Uniting and empowering experts
From day one, our company chose to define only one KPI: 100% customer satisfaction. We did this by organizing ourselves into multidisciplinary dedicated customer teams, teams whose whole is greater than the sum of its parts – that is, whose expertise as a group exceeds the tallied knowledge of its individual experts. This arrangement has always been logical because working in a close-knit unit permits us to provide the best service we can to customers and deliver on our only KPI. As we regularly state, we put experts in the lead. Because why would you call in an expert at the last minute, only after exhausting all your other resources (human, financial, or otherwise)? Why not have an expert on the job the moment a solution buds from an idea into a project rather than waiting until it has turned into a problem?
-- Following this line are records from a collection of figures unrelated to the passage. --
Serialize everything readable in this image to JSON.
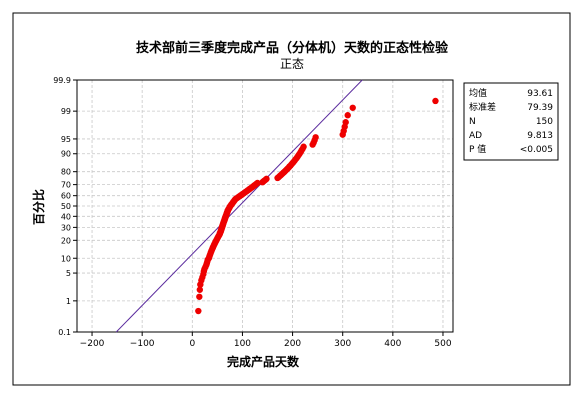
{
  "chart_data": {
    "type": "scatter",
    "title": "技术部前三季度完成产品（分体机）天数的正态性检验",
    "subtitle": "正态",
    "xlabel": "完成产品天数",
    "ylabel": "百分比",
    "xlim": [
      -230,
      520
    ],
    "x_ticks": [
      -200,
      -100,
      0,
      100,
      200,
      300,
      400,
      500
    ],
    "y_ticks": [
      0.1,
      1,
      5,
      10,
      20,
      30,
      40,
      50,
      60,
      70,
      80,
      90,
      95,
      99,
      99.9
    ],
    "y_tick_labels": [
      "0.1",
      "1",
      "5",
      "10",
      "20",
      "30",
      "40",
      "50",
      "60",
      "70",
      "80",
      "90",
      "95",
      "99",
      "99.9"
    ],
    "y_scale": "normal-probability",
    "grid": true,
    "fit_line": {
      "mean": 93.61,
      "stdev": 79.39
    },
    "stats": [
      {
        "label": "均值",
        "value": "93.61"
      },
      {
        "label": "标准差",
        "value": "79.39"
      },
      {
        "label": "N",
        "value": "150"
      },
      {
        "label": "AD",
        "value": "9.813"
      },
      {
        "label": "P 值",
        "value": "<0.005"
      }
    ],
    "point_color": "#ee0000",
    "line_color": "#5b2c9e",
    "points": [
      [
        12,
        0.5
      ],
      [
        14,
        1.3
      ],
      [
        15,
        2
      ],
      [
        16,
        2.7
      ],
      [
        18,
        3.4
      ],
      [
        20,
        4
      ],
      [
        22,
        4.7
      ],
      [
        23,
        5.4
      ],
      [
        24,
        6
      ],
      [
        26,
        6.7
      ],
      [
        28,
        7.4
      ],
      [
        29,
        8
      ],
      [
        30,
        8.7
      ],
      [
        31,
        9.4
      ],
      [
        33,
        10
      ],
      [
        34,
        10.7
      ],
      [
        35,
        11.4
      ],
      [
        36,
        12
      ],
      [
        37,
        12.7
      ],
      [
        38,
        13.4
      ],
      [
        39,
        14
      ],
      [
        40,
        14.7
      ],
      [
        41,
        15.4
      ],
      [
        42,
        16
      ],
      [
        43,
        16.7
      ],
      [
        44,
        17.4
      ],
      [
        45,
        18
      ],
      [
        46,
        18.7
      ],
      [
        47,
        19.4
      ],
      [
        48,
        20
      ],
      [
        49,
        20.7
      ],
      [
        50,
        21.4
      ],
      [
        51,
        22
      ],
      [
        52,
        22.7
      ],
      [
        53,
        23.4
      ],
      [
        54,
        24
      ],
      [
        55,
        24.7
      ],
      [
        55,
        25.4
      ],
      [
        56,
        26
      ],
      [
        57,
        26.7
      ],
      [
        57,
        27.4
      ],
      [
        58,
        28
      ],
      [
        58,
        28.7
      ],
      [
        59,
        29.4
      ],
      [
        59,
        30
      ],
      [
        60,
        30.7
      ],
      [
        60,
        31.4
      ],
      [
        61,
        32
      ],
      [
        61,
        32.7
      ],
      [
        62,
        33.4
      ],
      [
        62,
        34
      ],
      [
        63,
        34.7
      ],
      [
        63,
        35.4
      ],
      [
        64,
        36
      ],
      [
        64,
        36.7
      ],
      [
        65,
        37.4
      ],
      [
        65,
        38
      ],
      [
        66,
        38.7
      ],
      [
        66,
        39.4
      ],
      [
        67,
        40
      ],
      [
        67,
        40.7
      ],
      [
        68,
        41.4
      ],
      [
        68,
        42
      ],
      [
        69,
        42.7
      ],
      [
        69,
        43.4
      ],
      [
        70,
        44
      ],
      [
        70,
        44.7
      ],
      [
        71,
        45.4
      ],
      [
        71,
        46
      ],
      [
        72,
        46.7
      ],
      [
        73,
        47.4
      ],
      [
        74,
        48
      ],
      [
        74,
        48.7
      ],
      [
        75,
        49.4
      ],
      [
        76,
        50
      ],
      [
        77,
        50.7
      ],
      [
        78,
        51.4
      ],
      [
        79,
        52
      ],
      [
        80,
        52.7
      ],
      [
        81,
        53.4
      ],
      [
        82,
        54
      ],
      [
        83,
        54.7
      ],
      [
        84,
        55.4
      ],
      [
        85,
        56
      ],
      [
        86,
        56.7
      ],
      [
        88,
        57.4
      ],
      [
        90,
        58
      ],
      [
        92,
        58.7
      ],
      [
        94,
        59.4
      ],
      [
        96,
        60
      ],
      [
        98,
        60.7
      ],
      [
        100,
        61.4
      ],
      [
        102,
        62
      ],
      [
        104,
        62.7
      ],
      [
        106,
        63.4
      ],
      [
        108,
        64
      ],
      [
        110,
        64.7
      ],
      [
        112,
        65.4
      ],
      [
        114,
        66
      ],
      [
        116,
        66.7
      ],
      [
        118,
        67.4
      ],
      [
        120,
        68
      ],
      [
        122,
        68.7
      ],
      [
        124,
        69.4
      ],
      [
        126,
        70
      ],
      [
        128,
        70.7
      ],
      [
        130,
        71.4
      ],
      [
        140,
        72
      ],
      [
        142,
        72.7
      ],
      [
        144,
        73.4
      ],
      [
        146,
        74
      ],
      [
        148,
        74.7
      ],
      [
        170,
        75.4
      ],
      [
        172,
        76
      ],
      [
        174,
        76.7
      ],
      [
        176,
        77.4
      ],
      [
        178,
        78
      ],
      [
        180,
        78.7
      ],
      [
        182,
        79.4
      ],
      [
        184,
        80
      ],
      [
        186,
        80.7
      ],
      [
        188,
        81.4
      ],
      [
        190,
        82
      ],
      [
        192,
        82.7
      ],
      [
        194,
        83.4
      ],
      [
        196,
        84
      ],
      [
        198,
        84.7
      ],
      [
        200,
        85.4
      ],
      [
        202,
        86
      ],
      [
        204,
        86.7
      ],
      [
        206,
        87.4
      ],
      [
        208,
        88
      ],
      [
        210,
        88.7
      ],
      [
        212,
        89.4
      ],
      [
        214,
        90
      ],
      [
        216,
        90.7
      ],
      [
        218,
        91.4
      ],
      [
        220,
        92
      ],
      [
        222,
        92.7
      ],
      [
        240,
        93.4
      ],
      [
        242,
        94
      ],
      [
        244,
        94.7
      ],
      [
        246,
        95.4
      ],
      [
        300,
        96
      ],
      [
        302,
        96.7
      ],
      [
        304,
        97.4
      ],
      [
        306,
        98
      ],
      [
        310,
        98.7
      ],
      [
        320,
        99.2
      ],
      [
        485,
        99.5
      ]
    ]
  }
}
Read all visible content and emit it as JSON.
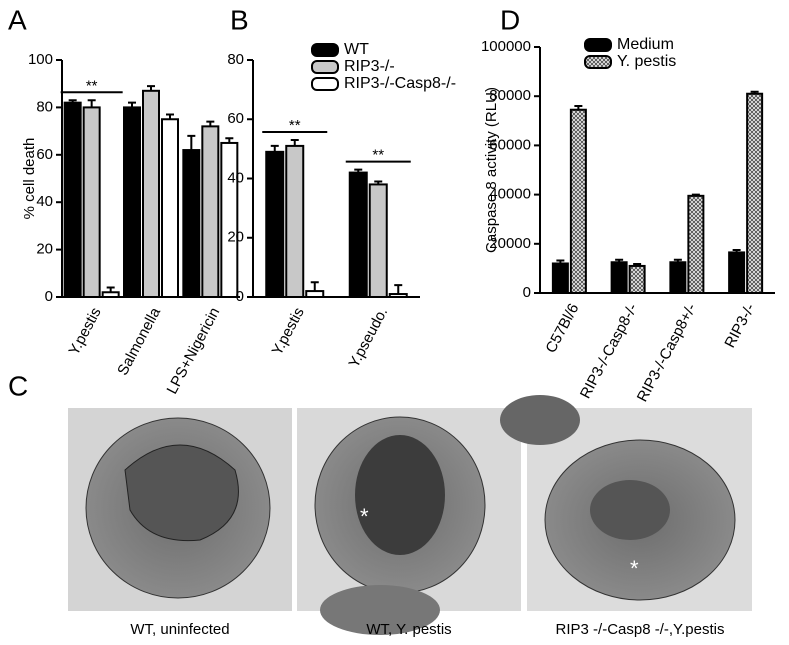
{
  "chart_data": [
    {
      "type": "bar",
      "panel": "A",
      "ylabel": "% cell death",
      "categories": [
        "Y.pestis",
        "Salmonella",
        "LPS+Nigericin"
      ],
      "series": [
        {
          "color": "#000000",
          "values": [
            82,
            80,
            62
          ],
          "errors": [
            1,
            2,
            6
          ]
        },
        {
          "color": "#c8c8c8",
          "values": [
            80,
            87,
            72
          ],
          "errors": [
            3,
            2,
            2
          ]
        },
        {
          "color": "#ffffff",
          "values": [
            2,
            75,
            65
          ],
          "errors": [
            2,
            2,
            2
          ]
        }
      ],
      "annotations": [
        "**"
      ],
      "ylim": [
        0,
        100
      ],
      "yticks": [
        0,
        20,
        40,
        60,
        80,
        100
      ]
    },
    {
      "type": "bar",
      "panel": "B",
      "categories": [
        "Y.pestis",
        "Y.pseudo."
      ],
      "series": [
        {
          "name": "WT",
          "color": "#000000",
          "values": [
            49,
            42
          ],
          "errors": [
            2,
            1
          ]
        },
        {
          "name": "RIP3-/-",
          "color": "#c8c8c8",
          "values": [
            51,
            38
          ],
          "errors": [
            2,
            1
          ]
        },
        {
          "name": "RIP3-/-Casp8-/-",
          "color": "#ffffff",
          "values": [
            2,
            1
          ],
          "errors": [
            3,
            3
          ]
        }
      ],
      "annotations": [
        "**",
        "**"
      ],
      "ylim": [
        0,
        80
      ],
      "yticks": [
        0,
        20,
        40,
        60,
        80
      ]
    },
    {
      "type": "bar",
      "panel": "D",
      "ylabel": "Caspase 8 activity (RLU)",
      "categories": [
        "C57Bl/6",
        "RIP3-/-Casp8-/-",
        "RIP3-/-Casp8+/-",
        "RIP3-/-"
      ],
      "series": [
        {
          "name": "Medium",
          "color": "#000000",
          "values": [
            12000,
            12500,
            12500,
            16500
          ],
          "errors": [
            1200,
            1000,
            1000,
            1000
          ]
        },
        {
          "name": "Y. pestis",
          "color": "#bbbbbb",
          "hatch": true,
          "values": [
            74500,
            11000,
            39500,
            81000
          ],
          "errors": [
            1500,
            800,
            500,
            800
          ]
        }
      ],
      "ylim": [
        0,
        100000
      ],
      "yticks": [
        0,
        20000,
        40000,
        60000,
        80000,
        100000
      ]
    }
  ],
  "micrographs": {
    "panel": "C",
    "captions": [
      "WT, uninfected",
      "WT, Y. pestis",
      "RIP3 -/-Casp8 -/-,Y.pestis"
    ]
  }
}
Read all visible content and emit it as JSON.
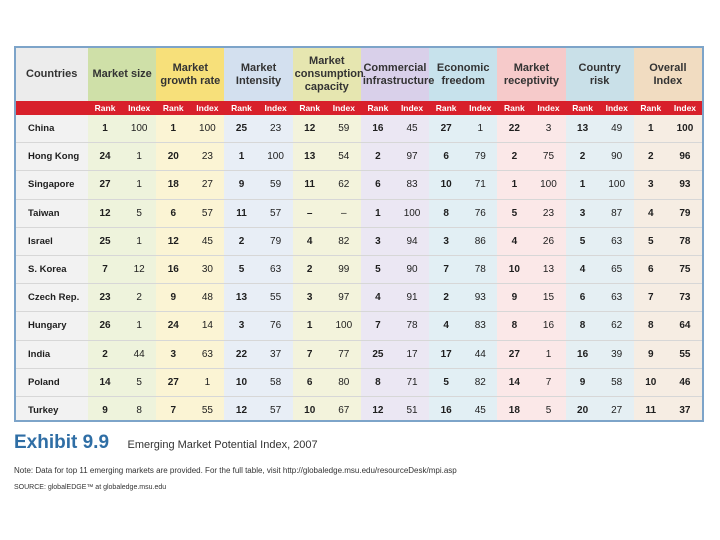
{
  "table": {
    "country_header": "Countries",
    "groups": [
      "Market size",
      "Market growth rate",
      "Market Intensity",
      "Market consumption capacity",
      "Commercial infrastructure",
      "Economic freedom",
      "Market receptivity",
      "Country risk",
      "Overall Index"
    ],
    "sub_rank": "Rank",
    "sub_index": "Index",
    "rows": [
      {
        "country": "China",
        "cells": [
          "1",
          "100",
          "1",
          "100",
          "25",
          "23",
          "12",
          "59",
          "16",
          "45",
          "27",
          "1",
          "22",
          "3",
          "13",
          "49",
          "1",
          "100"
        ]
      },
      {
        "country": "Hong Kong",
        "cells": [
          "24",
          "1",
          "20",
          "23",
          "1",
          "100",
          "13",
          "54",
          "2",
          "97",
          "6",
          "79",
          "2",
          "75",
          "2",
          "90",
          "2",
          "96"
        ]
      },
      {
        "country": "Singapore",
        "cells": [
          "27",
          "1",
          "18",
          "27",
          "9",
          "59",
          "11",
          "62",
          "6",
          "83",
          "10",
          "71",
          "1",
          "100",
          "1",
          "100",
          "3",
          "93"
        ]
      },
      {
        "country": "Taiwan",
        "cells": [
          "12",
          "5",
          "6",
          "57",
          "11",
          "57",
          "–",
          "–",
          "1",
          "100",
          "8",
          "76",
          "5",
          "23",
          "3",
          "87",
          "4",
          "79"
        ]
      },
      {
        "country": "Israel",
        "cells": [
          "25",
          "1",
          "12",
          "45",
          "2",
          "79",
          "4",
          "82",
          "3",
          "94",
          "3",
          "86",
          "4",
          "26",
          "5",
          "63",
          "5",
          "78"
        ]
      },
      {
        "country": "S. Korea",
        "cells": [
          "7",
          "12",
          "16",
          "30",
          "5",
          "63",
          "2",
          "99",
          "5",
          "90",
          "7",
          "78",
          "10",
          "13",
          "4",
          "65",
          "6",
          "75"
        ]
      },
      {
        "country": "Czech Rep.",
        "cells": [
          "23",
          "2",
          "9",
          "48",
          "13",
          "55",
          "3",
          "97",
          "4",
          "91",
          "2",
          "93",
          "9",
          "15",
          "6",
          "63",
          "7",
          "73"
        ]
      },
      {
        "country": "Hungary",
        "cells": [
          "26",
          "1",
          "24",
          "14",
          "3",
          "76",
          "1",
          "100",
          "7",
          "78",
          "4",
          "83",
          "8",
          "16",
          "8",
          "62",
          "8",
          "64"
        ]
      },
      {
        "country": "India",
        "cells": [
          "2",
          "44",
          "3",
          "63",
          "22",
          "37",
          "7",
          "77",
          "25",
          "17",
          "17",
          "44",
          "27",
          "1",
          "16",
          "39",
          "9",
          "55"
        ]
      },
      {
        "country": "Poland",
        "cells": [
          "14",
          "5",
          "27",
          "1",
          "10",
          "58",
          "6",
          "80",
          "8",
          "71",
          "5",
          "82",
          "14",
          "7",
          "9",
          "58",
          "10",
          "46"
        ]
      },
      {
        "country": "Turkey",
        "cells": [
          "9",
          "8",
          "7",
          "55",
          "12",
          "57",
          "10",
          "67",
          "12",
          "51",
          "16",
          "45",
          "18",
          "5",
          "20",
          "27",
          "11",
          "37"
        ]
      }
    ]
  },
  "caption": {
    "title": "Exhibit 9.9",
    "subtitle": "Emerging Market Potential Index, 2007",
    "note": "Note: Data for top 11 emerging markets are provided. For the full table, visit http://globaledge.msu.edu/resourceDesk/mpi.asp",
    "source": "SOURCE: globalEDGE™ at globaledge.msu.edu"
  }
}
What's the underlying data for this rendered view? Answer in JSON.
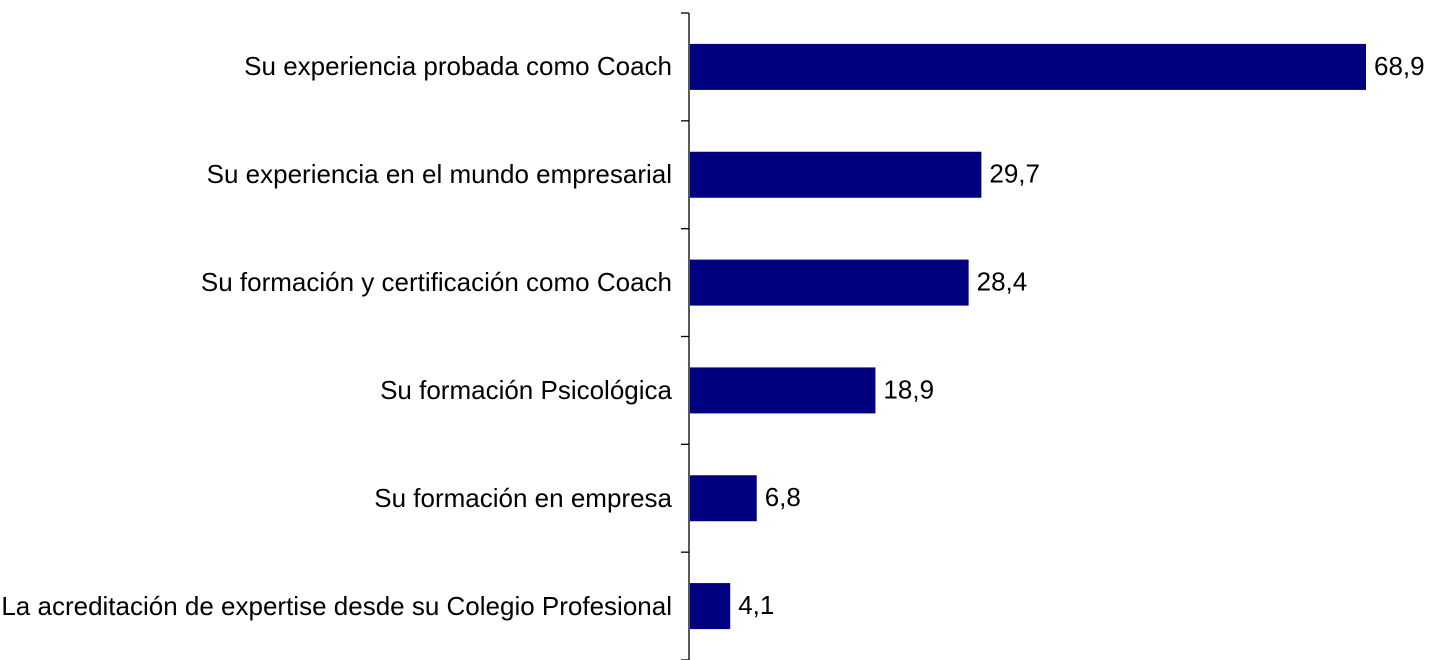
{
  "chart_data": {
    "type": "bar",
    "orientation": "horizontal",
    "categories": [
      "Su experiencia probada como Coach",
      "Su experiencia en el mundo empresarial",
      "Su formación y certificación como Coach",
      "Su formación Psicológica",
      "Su formación en empresa",
      "La acreditación de expertise desde su Colegio Profesional"
    ],
    "values": [
      68.9,
      29.7,
      28.4,
      18.9,
      6.8,
      4.1
    ],
    "value_labels": [
      "68,9",
      "29,7",
      "28,4",
      "18,9",
      "6,8",
      "4,1"
    ],
    "color": "#000080"
  }
}
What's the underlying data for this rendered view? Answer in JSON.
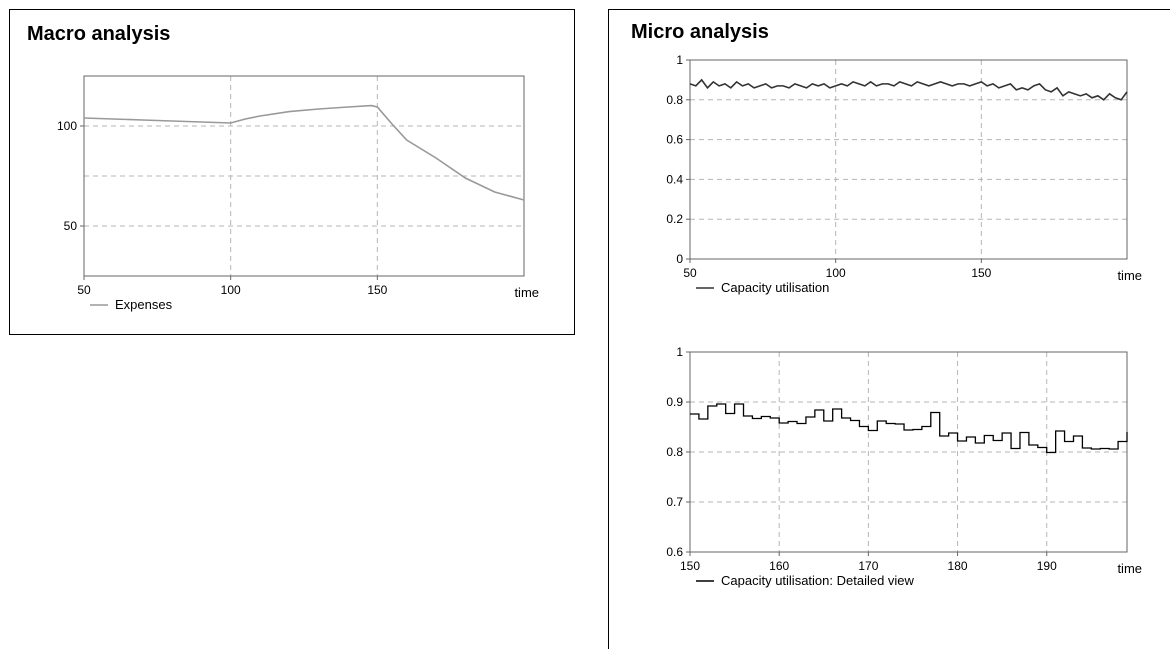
{
  "macro": {
    "title": "Macro analysis",
    "chart": {
      "type": "line",
      "xlabel": "time",
      "xlim": [
        50,
        200
      ],
      "ylim": [
        25,
        125
      ],
      "xticks": [
        50,
        100,
        150
      ],
      "yticks": [
        50,
        100
      ],
      "grid": true,
      "gridlines_y": [
        50,
        75,
        100
      ],
      "legend_position": "bottom-left",
      "series": [
        {
          "name": "Expenses",
          "color": "#999999",
          "x": [
            50,
            60,
            70,
            80,
            90,
            100,
            105,
            110,
            120,
            130,
            140,
            148,
            150,
            155,
            160,
            170,
            180,
            190,
            200
          ],
          "y": [
            104,
            103.5,
            103,
            102.5,
            102,
            101.5,
            103.5,
            105,
            107.2,
            108.5,
            109.5,
            110.2,
            109.5,
            101,
            93,
            84,
            74,
            67,
            63
          ]
        }
      ]
    }
  },
  "micro": {
    "title": "Micro analysis",
    "charts": [
      {
        "type": "line",
        "xlabel": "time",
        "xlim": [
          50,
          200
        ],
        "ylim": [
          0,
          1
        ],
        "xticks": [
          50,
          100,
          150
        ],
        "yticks": [
          "0",
          "0.2",
          "0.4",
          "0.6",
          "0.8",
          "1"
        ],
        "grid": true,
        "legend_position": "bottom-left",
        "series": [
          {
            "name": "Capacity utilisation",
            "color": "#333333",
            "x": [
              50,
              52,
              54,
              56,
              58,
              60,
              62,
              64,
              66,
              68,
              70,
              72,
              74,
              76,
              78,
              80,
              82,
              84,
              86,
              88,
              90,
              92,
              94,
              96,
              98,
              100,
              102,
              104,
              106,
              108,
              110,
              112,
              114,
              116,
              118,
              120,
              122,
              124,
              126,
              128,
              130,
              132,
              134,
              136,
              138,
              140,
              142,
              144,
              146,
              148,
              150,
              152,
              154,
              156,
              158,
              160,
              162,
              164,
              166,
              168,
              170,
              172,
              174,
              176,
              178,
              180,
              182,
              184,
              186,
              188,
              190,
              192,
              194,
              196,
              198,
              200
            ],
            "y": [
              0.88,
              0.87,
              0.9,
              0.86,
              0.89,
              0.87,
              0.88,
              0.86,
              0.89,
              0.87,
              0.88,
              0.86,
              0.87,
              0.88,
              0.86,
              0.87,
              0.87,
              0.86,
              0.88,
              0.87,
              0.86,
              0.88,
              0.87,
              0.88,
              0.86,
              0.87,
              0.88,
              0.87,
              0.89,
              0.88,
              0.87,
              0.89,
              0.87,
              0.88,
              0.88,
              0.87,
              0.89,
              0.88,
              0.87,
              0.89,
              0.88,
              0.87,
              0.88,
              0.89,
              0.88,
              0.87,
              0.88,
              0.88,
              0.87,
              0.88,
              0.89,
              0.87,
              0.88,
              0.86,
              0.87,
              0.88,
              0.85,
              0.86,
              0.85,
              0.87,
              0.88,
              0.85,
              0.84,
              0.86,
              0.82,
              0.84,
              0.83,
              0.82,
              0.83,
              0.81,
              0.82,
              0.8,
              0.83,
              0.81,
              0.8,
              0.84
            ]
          }
        ]
      },
      {
        "type": "line",
        "xlabel": "time",
        "xlim": [
          150,
          199
        ],
        "ylim": [
          0.6,
          1
        ],
        "xticks": [
          150,
          160,
          170,
          180,
          190
        ],
        "yticks": [
          "0.6",
          "0.7",
          "0.8",
          "0.9",
          "1"
        ],
        "grid": true,
        "step": true,
        "legend_position": "bottom-left",
        "series": [
          {
            "name": "Capacity utilisation: Detailed view",
            "color": "#000000",
            "x": [
              150,
              151,
              152,
              153,
              154,
              155,
              156,
              157,
              158,
              159,
              160,
              161,
              162,
              163,
              164,
              165,
              166,
              167,
              168,
              169,
              170,
              171,
              172,
              173,
              174,
              175,
              176,
              177,
              178,
              179,
              180,
              181,
              182,
              183,
              184,
              185,
              186,
              187,
              188,
              189,
              190,
              191,
              192,
              193,
              194,
              195,
              196,
              197,
              198,
              199
            ],
            "y": [
              0.876,
              0.866,
              0.892,
              0.896,
              0.877,
              0.896,
              0.872,
              0.867,
              0.871,
              0.868,
              0.858,
              0.861,
              0.857,
              0.87,
              0.884,
              0.862,
              0.886,
              0.868,
              0.863,
              0.851,
              0.843,
              0.862,
              0.857,
              0.856,
              0.844,
              0.845,
              0.851,
              0.879,
              0.832,
              0.838,
              0.822,
              0.83,
              0.818,
              0.833,
              0.823,
              0.838,
              0.807,
              0.839,
              0.814,
              0.809,
              0.799,
              0.842,
              0.821,
              0.832,
              0.808,
              0.806,
              0.807,
              0.806,
              0.821,
              0.84
            ]
          }
        ]
      }
    ]
  }
}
Since we work closely with our customers, our teams comprise both our own experts and their experts working side by side. So, while we have a spectrum of specialists, our customers have their own smart, skilled workers who know their companies and industries more intimately than we do. Moreover, all the experts learn to cross over into each other’s technical domains, absorb and disperse knowledge, and release new insights into the feedback loop. The impact then becomes richer, more multidimensional, and ultimately closer to that 100%. By implication, we share both the freedom of decision-making and the responsibility of our choices. This model has proven to be a successful response to complex customer situations that demand speed, stability, and change.